Prenez tout d’abord le niveau technique d’ensemble : ça sent la maîtrise. Les rythmes sont carrés et les richesses bien présentes. Rituul nous abreuve en riffs démoniaques en veux-tu en voilà. Bien sûr il balance des mélodies, fort heureusement en quantité restreinte, et il fait appel au trémolo. Mais pas que. Les vrais riffs sont légions et surtout, il y a cette dualité des guitares. En fait, c’est comme si leur extrême éloignement sonore donnait vie à la mixture sataniste qui nous agresse. D’un côté vous prenez une gratte à la Entombed période Left Hand Path, ultra grasse et sous-accordée, de l’autre vous lui opposez une tessiture stridente pas éloignée d’un Burzum période Hvis Lyset Tar Oss. Le monsieur jouant évidemment bien plus de notes et bien plus rapidement que Vargounet, le rendu est incomparable. Vous aurez cependant l’idée.
La mixture de ces deux approches vraiment sécantes produit un effet particulièrement retors et agréable. On se retrouve à la fois enseveli de cette crasse typique entombienne assortie d’une corrosivité écarlate à la Burzum. L’Enfer s’abat alors sur vos tympans et se déchaîne pour provoquer le premier coup de cœur black metal de l’année 2020. Car voilà en face de quoi vous vous trouvez : un joli monstre sombre dont l’agressivité peine à être contenue, dont la perniciosité s’insinue malgré vous.
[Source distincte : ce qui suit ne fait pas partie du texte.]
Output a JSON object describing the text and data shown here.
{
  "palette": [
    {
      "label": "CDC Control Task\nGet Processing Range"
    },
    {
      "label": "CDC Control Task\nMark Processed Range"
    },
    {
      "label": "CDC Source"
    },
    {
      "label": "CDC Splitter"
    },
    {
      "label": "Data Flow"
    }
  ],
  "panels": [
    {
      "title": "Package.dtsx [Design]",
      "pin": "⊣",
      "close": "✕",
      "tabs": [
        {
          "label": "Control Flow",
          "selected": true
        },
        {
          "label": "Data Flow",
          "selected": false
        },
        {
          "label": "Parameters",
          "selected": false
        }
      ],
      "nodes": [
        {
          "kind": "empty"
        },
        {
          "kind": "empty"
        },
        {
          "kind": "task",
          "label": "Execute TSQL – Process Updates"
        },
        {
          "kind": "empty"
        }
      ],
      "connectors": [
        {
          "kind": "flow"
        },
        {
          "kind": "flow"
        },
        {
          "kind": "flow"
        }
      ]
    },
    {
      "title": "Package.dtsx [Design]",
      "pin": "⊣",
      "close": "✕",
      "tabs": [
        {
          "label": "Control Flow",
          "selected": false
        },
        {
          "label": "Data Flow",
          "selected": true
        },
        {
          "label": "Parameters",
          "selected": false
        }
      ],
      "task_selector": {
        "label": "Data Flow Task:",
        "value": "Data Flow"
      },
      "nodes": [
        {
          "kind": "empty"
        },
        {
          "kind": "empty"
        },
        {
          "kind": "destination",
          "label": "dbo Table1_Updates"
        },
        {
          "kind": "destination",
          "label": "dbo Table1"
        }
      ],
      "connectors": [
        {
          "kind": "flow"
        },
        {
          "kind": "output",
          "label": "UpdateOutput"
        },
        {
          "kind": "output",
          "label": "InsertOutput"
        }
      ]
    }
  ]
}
Comme pour appuyer plus encore l’assaut, Rituul a l'excessivement bonne initiative d’accorder une place de choix à la basse, non seulement dans le mix puisqu’elle est mise en valeur et audible, mais aussi dans les compositions. Il suffit d’entendre les déflagrations délicieuses sur "Shields of Faith" pour s’en convaincre.


Coup de cœur donc, l’expression a été jetée en pâture. Elle est méritée car sous ses atours traditionalistes Enepsigos fait émerger une musique ritualiste hautement diabolique dans le meilleur sens du terme. Comme rarement le black metal y parvient, aussi ironique que cela paraisse.